Aryl hydrocarbon receptor interacting protein maintains germinal center B cells through suppression of BCL6 degradation
Research output: Contribution to journal › Article › peer-review
Colleges, School and Institutes
- William Harvey Research Institute, Queen Mary University of London, London, United Kingdom.
- Centre for Experimental Medicine & Rheumatology, William Harvey Research Institute, Queen Mary University of London, London, UK.
- Centre for Immunobiology, Blizard Institute, Barts and The London School of Medicine and Dentistry, Queen Mary University of London, London, UK.
- Barts Cancer Institute, Barts and The London School of Medicine and Dentistry, Queen Mary University of London, Charterhouse Square, London, UK.
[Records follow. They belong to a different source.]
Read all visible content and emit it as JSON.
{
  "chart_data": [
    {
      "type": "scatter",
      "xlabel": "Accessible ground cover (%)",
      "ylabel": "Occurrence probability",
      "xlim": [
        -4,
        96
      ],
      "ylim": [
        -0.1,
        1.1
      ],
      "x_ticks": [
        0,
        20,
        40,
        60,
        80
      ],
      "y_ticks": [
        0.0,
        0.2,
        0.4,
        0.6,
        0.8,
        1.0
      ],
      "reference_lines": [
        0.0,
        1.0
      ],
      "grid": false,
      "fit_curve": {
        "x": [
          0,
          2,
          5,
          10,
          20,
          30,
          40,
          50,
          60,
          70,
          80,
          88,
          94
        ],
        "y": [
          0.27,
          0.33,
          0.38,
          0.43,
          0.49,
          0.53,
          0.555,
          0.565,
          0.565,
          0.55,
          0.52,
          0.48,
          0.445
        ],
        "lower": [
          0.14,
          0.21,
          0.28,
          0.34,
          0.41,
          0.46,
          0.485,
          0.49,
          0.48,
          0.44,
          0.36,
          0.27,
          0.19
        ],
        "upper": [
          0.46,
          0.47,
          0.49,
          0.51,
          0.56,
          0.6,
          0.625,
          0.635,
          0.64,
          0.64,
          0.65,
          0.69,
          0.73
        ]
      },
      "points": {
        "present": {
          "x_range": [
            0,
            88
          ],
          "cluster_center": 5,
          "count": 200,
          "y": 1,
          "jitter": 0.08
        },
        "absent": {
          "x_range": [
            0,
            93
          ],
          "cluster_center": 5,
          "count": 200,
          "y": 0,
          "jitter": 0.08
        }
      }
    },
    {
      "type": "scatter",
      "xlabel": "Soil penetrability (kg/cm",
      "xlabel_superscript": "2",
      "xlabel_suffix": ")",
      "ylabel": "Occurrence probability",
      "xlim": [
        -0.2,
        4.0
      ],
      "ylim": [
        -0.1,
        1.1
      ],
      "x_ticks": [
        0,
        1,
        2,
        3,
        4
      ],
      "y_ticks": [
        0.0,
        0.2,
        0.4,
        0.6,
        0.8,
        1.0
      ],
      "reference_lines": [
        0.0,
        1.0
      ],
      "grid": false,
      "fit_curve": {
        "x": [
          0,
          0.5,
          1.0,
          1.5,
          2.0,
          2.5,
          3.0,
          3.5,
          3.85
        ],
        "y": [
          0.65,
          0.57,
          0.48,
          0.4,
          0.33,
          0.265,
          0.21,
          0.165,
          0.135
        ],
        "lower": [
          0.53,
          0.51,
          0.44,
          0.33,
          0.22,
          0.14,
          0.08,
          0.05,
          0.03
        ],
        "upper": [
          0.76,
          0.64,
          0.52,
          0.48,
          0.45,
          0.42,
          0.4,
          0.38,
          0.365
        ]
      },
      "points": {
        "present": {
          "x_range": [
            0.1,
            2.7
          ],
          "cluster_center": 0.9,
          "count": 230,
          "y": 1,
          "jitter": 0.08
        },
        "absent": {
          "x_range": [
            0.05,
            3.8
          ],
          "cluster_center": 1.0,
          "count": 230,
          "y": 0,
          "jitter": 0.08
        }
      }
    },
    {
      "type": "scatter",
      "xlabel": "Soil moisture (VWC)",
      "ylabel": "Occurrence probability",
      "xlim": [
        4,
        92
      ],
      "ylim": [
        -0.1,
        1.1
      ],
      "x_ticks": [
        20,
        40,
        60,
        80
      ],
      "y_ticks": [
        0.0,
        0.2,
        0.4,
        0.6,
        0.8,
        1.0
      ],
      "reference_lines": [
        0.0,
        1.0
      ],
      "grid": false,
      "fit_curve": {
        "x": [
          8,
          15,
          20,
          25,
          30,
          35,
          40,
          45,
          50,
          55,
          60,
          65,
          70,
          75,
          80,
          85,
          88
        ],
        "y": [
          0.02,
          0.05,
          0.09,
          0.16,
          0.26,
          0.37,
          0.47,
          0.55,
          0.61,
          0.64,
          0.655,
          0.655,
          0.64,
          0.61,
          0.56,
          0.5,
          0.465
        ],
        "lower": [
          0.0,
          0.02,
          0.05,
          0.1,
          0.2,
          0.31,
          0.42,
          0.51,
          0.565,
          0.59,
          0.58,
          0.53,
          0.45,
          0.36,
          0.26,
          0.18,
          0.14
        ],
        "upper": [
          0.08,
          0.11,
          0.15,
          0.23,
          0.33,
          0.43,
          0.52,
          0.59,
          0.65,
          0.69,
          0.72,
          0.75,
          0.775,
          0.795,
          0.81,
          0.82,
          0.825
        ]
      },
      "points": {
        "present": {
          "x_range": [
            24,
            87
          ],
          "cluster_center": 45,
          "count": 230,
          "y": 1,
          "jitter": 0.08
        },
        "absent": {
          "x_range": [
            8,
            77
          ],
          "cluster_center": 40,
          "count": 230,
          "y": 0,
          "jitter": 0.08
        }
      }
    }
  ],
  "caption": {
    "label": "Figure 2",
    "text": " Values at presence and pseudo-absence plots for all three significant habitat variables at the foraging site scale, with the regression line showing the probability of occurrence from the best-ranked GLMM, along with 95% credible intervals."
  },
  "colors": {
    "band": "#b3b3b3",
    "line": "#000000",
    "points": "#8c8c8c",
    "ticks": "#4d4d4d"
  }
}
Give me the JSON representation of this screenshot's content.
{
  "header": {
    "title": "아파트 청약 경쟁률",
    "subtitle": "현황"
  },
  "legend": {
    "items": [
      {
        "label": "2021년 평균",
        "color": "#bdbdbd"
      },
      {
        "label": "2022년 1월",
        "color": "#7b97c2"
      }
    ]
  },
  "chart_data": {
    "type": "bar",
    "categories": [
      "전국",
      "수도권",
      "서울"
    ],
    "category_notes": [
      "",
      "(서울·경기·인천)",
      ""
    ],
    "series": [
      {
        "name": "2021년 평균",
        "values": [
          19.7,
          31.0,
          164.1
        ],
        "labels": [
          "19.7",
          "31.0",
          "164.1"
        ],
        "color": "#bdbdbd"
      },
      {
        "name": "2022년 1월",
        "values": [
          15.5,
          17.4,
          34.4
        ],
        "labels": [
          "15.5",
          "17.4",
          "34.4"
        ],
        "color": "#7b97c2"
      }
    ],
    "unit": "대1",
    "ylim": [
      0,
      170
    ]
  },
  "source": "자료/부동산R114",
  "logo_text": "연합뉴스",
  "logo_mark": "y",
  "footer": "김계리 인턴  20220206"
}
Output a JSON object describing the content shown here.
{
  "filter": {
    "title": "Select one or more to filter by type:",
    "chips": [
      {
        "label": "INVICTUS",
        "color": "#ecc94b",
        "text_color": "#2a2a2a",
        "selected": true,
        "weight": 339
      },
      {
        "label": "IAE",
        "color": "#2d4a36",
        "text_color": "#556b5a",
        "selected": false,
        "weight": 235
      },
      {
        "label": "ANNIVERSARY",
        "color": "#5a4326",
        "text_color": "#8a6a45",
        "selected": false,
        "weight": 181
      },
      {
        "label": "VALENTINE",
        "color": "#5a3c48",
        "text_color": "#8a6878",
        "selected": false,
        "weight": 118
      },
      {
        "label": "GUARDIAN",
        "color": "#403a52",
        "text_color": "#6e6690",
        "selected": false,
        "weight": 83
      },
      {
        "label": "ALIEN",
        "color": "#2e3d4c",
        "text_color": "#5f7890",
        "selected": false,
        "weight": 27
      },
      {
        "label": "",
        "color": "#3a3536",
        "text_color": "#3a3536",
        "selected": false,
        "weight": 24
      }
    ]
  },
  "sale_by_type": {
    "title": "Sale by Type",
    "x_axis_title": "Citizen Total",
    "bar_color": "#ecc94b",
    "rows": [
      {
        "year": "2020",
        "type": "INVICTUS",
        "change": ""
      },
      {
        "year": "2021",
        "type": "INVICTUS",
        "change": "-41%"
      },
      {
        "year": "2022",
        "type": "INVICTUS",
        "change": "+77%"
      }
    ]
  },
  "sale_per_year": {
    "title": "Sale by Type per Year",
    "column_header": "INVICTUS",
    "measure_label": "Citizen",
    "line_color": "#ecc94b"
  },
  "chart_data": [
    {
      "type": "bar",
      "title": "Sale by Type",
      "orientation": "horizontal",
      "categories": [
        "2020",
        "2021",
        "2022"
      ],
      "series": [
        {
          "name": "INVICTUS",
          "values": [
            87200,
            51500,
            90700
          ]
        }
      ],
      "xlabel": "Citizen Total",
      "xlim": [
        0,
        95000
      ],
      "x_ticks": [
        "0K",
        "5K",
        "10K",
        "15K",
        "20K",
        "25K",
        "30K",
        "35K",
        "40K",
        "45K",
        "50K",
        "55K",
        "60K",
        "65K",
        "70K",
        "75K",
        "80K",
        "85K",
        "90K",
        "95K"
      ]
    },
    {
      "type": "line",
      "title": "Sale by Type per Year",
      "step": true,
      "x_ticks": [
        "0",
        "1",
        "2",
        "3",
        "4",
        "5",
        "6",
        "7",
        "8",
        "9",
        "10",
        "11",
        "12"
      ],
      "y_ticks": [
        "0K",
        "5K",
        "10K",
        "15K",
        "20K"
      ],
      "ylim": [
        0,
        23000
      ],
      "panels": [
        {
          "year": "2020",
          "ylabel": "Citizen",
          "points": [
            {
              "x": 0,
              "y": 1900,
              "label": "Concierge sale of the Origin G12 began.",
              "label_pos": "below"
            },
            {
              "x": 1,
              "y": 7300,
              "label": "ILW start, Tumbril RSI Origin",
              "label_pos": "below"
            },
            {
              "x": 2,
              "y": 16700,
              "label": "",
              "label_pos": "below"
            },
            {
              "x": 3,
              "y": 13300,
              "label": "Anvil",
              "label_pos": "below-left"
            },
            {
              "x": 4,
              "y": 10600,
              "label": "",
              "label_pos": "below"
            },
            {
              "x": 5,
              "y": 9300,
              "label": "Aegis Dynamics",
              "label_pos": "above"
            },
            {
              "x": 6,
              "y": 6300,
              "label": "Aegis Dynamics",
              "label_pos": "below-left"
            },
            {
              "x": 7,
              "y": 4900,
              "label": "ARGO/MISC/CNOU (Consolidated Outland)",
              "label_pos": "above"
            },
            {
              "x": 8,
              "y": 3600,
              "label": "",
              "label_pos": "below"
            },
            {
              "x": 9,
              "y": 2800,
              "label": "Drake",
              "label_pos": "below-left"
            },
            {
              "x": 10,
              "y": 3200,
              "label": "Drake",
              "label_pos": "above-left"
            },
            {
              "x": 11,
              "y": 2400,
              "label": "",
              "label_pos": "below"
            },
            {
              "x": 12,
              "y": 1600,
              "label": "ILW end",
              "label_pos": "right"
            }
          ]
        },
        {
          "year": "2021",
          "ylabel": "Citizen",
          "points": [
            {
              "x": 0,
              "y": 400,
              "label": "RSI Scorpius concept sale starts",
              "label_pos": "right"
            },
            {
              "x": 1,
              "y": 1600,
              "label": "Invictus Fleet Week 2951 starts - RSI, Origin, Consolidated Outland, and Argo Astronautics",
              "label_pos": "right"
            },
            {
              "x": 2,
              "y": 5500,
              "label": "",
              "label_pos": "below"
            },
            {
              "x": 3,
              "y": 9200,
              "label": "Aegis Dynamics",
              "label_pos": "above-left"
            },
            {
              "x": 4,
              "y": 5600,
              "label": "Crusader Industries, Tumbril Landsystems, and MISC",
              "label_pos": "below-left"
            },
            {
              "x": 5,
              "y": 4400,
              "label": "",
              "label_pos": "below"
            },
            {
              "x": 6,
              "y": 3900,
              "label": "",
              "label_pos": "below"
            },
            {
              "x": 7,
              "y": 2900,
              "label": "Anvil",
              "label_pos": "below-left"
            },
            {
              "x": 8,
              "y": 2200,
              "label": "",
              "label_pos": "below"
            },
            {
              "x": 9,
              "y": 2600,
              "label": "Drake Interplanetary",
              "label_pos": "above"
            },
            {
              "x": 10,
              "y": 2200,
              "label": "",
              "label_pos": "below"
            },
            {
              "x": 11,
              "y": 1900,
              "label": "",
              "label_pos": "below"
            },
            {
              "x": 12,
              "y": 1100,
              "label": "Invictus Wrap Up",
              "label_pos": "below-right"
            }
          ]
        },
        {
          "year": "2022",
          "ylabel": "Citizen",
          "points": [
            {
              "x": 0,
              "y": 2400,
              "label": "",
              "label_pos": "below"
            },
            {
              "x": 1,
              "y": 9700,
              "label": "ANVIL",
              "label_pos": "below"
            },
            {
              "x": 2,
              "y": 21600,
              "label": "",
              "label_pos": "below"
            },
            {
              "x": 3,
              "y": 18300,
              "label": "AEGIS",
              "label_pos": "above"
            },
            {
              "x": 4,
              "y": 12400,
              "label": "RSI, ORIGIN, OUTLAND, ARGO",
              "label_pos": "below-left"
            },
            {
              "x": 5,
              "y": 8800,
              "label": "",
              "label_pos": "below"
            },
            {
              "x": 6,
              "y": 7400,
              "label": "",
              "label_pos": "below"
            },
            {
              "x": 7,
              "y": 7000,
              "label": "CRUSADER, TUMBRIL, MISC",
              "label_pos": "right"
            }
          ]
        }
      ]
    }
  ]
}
B cell lymphoma-6 (BCL6) is highly expressed in germinal center B cells, but how its expression is maintained is still not completely clear. Aryl hydrocarbon receptor interacting protein (AIP) is a co-chaperone of heat shock protein 90. Deletion of Aip in B cells decreased BCL6 expression, reducing germinal center B cells and diminishing adaptive immune responses. AIP was required for optimal AKT signaling in response to B cell receptor stimulation, and AIP protected BCL6 from ubiquitin-mediated proteasomal degradation by the E3-ubiquitin ligase FBXO11 by binding to the deubiquitinase UCHL1, thus helping to maintain the expression of BCL6. AIP was highly expressed in primary diffuse large B cell lymphomas compared to healthy tissue and other tumors. Our findings describe AIP as a positive regulator of BCL6 expression with implications for the pathobiology of diffuse large B cell lymphoma. BCL6 overexpression contributes to the pathobiology of diffuse large B cell lymphoma (DLBCL). Sun et al. find that the co-chaperone aryl hydrocarbon receptor interacting protein (AIP), whose high expression is associated with reduced survival of DLBCL patients, helps maintain BCL6 expression by facilitating the removal of ubiquitin from BCL6.